Celtica @Bosco del Peuterey – Courmayeur (AO), 4-7 luglio 2019
Il 25/07/2019, di Fabio Magliano.
«Celtica inizialmente avrebbe dovuto chiamarsi “Le Radici della Terra”, con l’intenzione di aprirsi alle tradizioni, ai miti e alle culture di tutti i popoli. Gli Aainjaa, con i loro ritmi tribali, si sono armonizzati alla perfezione con la grande famiglia di Celtica, dimostrando una volta di più, se mai ce ne fosse stato bisogno, che non esistono barriere tra le genti e che la musica, risvegliando le emozioni primordiali dentro ognuno di noi, arriva a essere il più grande catalizzatore di menti e cuori».

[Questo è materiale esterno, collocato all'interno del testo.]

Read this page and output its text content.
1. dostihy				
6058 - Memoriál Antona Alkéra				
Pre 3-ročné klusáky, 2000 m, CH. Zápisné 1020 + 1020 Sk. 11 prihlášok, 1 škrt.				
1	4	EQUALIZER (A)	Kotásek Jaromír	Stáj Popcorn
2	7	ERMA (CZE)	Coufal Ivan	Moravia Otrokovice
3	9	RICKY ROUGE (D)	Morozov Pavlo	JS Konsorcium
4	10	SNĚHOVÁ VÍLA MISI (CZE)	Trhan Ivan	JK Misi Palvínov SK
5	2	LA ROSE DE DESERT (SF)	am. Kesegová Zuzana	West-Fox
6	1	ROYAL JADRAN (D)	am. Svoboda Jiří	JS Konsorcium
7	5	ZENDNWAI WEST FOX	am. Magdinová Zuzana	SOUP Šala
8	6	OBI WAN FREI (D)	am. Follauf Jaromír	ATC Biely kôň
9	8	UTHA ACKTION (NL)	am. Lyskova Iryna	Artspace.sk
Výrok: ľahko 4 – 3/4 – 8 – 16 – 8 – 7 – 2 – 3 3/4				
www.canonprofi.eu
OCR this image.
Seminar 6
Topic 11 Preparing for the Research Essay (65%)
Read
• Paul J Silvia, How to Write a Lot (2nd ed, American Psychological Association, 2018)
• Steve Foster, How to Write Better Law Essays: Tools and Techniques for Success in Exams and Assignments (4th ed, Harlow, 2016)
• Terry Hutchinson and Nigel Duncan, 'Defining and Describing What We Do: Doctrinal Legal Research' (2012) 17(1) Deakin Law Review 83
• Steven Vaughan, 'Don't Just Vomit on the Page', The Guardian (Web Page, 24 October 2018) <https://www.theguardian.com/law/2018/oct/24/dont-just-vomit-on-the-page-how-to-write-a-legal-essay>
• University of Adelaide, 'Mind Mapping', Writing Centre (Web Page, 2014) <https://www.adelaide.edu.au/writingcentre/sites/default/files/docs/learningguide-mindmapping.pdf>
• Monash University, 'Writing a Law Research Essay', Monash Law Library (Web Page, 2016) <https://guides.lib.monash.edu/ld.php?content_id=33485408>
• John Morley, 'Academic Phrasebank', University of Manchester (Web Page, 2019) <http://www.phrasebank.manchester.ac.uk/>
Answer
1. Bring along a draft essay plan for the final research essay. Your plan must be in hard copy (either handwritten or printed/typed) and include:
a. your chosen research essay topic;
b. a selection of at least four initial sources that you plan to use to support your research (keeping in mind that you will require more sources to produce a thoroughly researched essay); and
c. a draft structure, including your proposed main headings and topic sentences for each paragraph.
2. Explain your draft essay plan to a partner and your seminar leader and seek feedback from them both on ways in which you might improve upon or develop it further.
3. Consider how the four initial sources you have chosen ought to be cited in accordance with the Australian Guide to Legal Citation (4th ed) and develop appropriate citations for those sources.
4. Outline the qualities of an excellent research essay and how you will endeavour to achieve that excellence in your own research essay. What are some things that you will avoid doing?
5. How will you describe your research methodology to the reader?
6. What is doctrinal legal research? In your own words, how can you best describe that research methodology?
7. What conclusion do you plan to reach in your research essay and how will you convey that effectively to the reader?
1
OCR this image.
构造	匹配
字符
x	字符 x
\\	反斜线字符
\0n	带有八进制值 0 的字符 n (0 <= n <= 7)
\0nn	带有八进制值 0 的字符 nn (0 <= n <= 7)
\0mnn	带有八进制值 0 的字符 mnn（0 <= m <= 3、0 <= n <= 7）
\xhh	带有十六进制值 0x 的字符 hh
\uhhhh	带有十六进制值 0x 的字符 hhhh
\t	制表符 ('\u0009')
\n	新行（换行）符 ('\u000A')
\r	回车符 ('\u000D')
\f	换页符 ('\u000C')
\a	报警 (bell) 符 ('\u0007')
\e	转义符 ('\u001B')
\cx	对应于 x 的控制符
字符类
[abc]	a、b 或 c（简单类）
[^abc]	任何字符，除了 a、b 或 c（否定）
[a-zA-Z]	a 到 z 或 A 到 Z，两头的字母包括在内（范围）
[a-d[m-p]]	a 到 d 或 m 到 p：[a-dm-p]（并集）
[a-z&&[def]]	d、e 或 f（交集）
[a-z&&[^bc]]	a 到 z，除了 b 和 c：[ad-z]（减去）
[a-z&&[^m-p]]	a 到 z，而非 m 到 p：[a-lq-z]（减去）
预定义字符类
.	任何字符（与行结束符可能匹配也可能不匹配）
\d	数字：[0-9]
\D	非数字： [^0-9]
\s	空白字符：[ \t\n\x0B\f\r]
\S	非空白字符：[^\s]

Così si è espresso Riccardo Taraglio, storico ideatore della festa di musica, arte e cultura celtica più alta d’Europa, al momento degli emozionanti saluti attorno al menhir. Radici che sono state il tema del celebre festival che ogni anno chiama in Val Veny migliaia di appassionati (si parla di 15’000 presenze totali nei quattro giorni, delle quali circa 12’000 solo nel Bosco del Peuterey), spettatori ma allo stesso tempo protagonisti di un festival unico nel suo genere.
Perché solo chi varca il ponte del Purtud può comprendere a pieno la magia di un evento capace di sorprendere sempre, sia chi di Celtica è un assiduo frequentatore, sia di chi si approccia per la prima volta a questa quattro giorni di incontri, conferenze, balli, giochi e musica. Un festival che ti consente di andare a fondo, come una radice, appunto, arrivando sino all’essenza delle cose, fondendoti con la natura, assaporando la musica in ogni sua declinazione, riscoprendo quei rapporti umani che nella frenesia della quotidianità spesso vengono trascurati. “Non ci sono estranei qui, solo amici che non abbiamo ancora incontrato” è il mantra che accompagna da anni Celtica, e così è, perché è un nulla trovarsi a socializzare attorno ad un fuoco, condividendo una bottiglia di idromele o lanciandosi in un ballo sfrenato ai piedi del palco nel cuore del bosco.
Celtica è una sorpresa, per il novizio, che da lì non potrà più farne a meno, e per l’habitué che ogni anno viene a contatto con realtà musicali sempre di altissimo livello e che difficilmente emergerebbero nei canonici circuiti. Clou è stato rappresentato dai colombiani Aainjaa, quindici percussionisti capaci di catturare con il loro sound tribale, tra coreografie infernali, ritmi indiavolati e riti sciamanici capaci di trasportare il festival in una dimensione tutta nuova. Ma Celtica è stato anche il folk rock dei Folk Notes e dei Uncle Bard & The Dirty Bastards, le cornamuse della Piping Orchestra, i balli tradizionali dei Gens D’Ys, e le sempre affascinanti arpe di Katia Zunino e di Vincenzo Zitello, che ha ammaliato il pubblico con i brani estratti dal suo nuovo lavoro ‘Anima Mundi’, un concept album dedicato ai tarocchi. Tutti musicisti chiamati, nella notte di sabato, a salire sul palco per dare vita al tradizionale ‘Greenlands’, l’inno delle Nazioni Celtiche diretto da Erika Iamonte capace ancora una volta di emozionare grazie al suo inarrestabile crescendo.
Ma Celtica è molto di più di un semplice festival musicale. Celtica è la tradizionale escursione del venerdì al Lago del Miage dove circa 450 partecipanti hanno ascoltato le narrazioni di Riccardo Taraglio, insieme a Laura Plati anima e mente della kermesse, accompagnate dalle note riflessive dell’arpa di Vincenzo Zitello, è la sempre affascinante cerimonia di Accensione del Grande Fuoco Druidico seguito dalla Veillà Celtique con musica fino a tarda notte, sono i divertenti Fianna Games, che hanno visto confrontarsi amichevolmente in prove di forza, rapidità e scaltrezza una trentina di squadre, con premi in monili ai più meritevoli, ma soprattutto sono le decine di attività collaterali, dai workshop di danza irlandese, alle ricostruzioni storiche, ai giochi per bambini e al mercatino artigianale. E se tutto questo non bastasse, nei campi storici è stato possibile compiere un viaggio a ritroso nel tempo, tra guerrieri che erudiscono al lancio dell’ascia e al tiro con l’arco, credibilissimi druidi, sapienti artigiani che diffondono la loro arte e “chef” d’altri tempi pronti a accudire il maialino allo spiedo in vista del desco serale.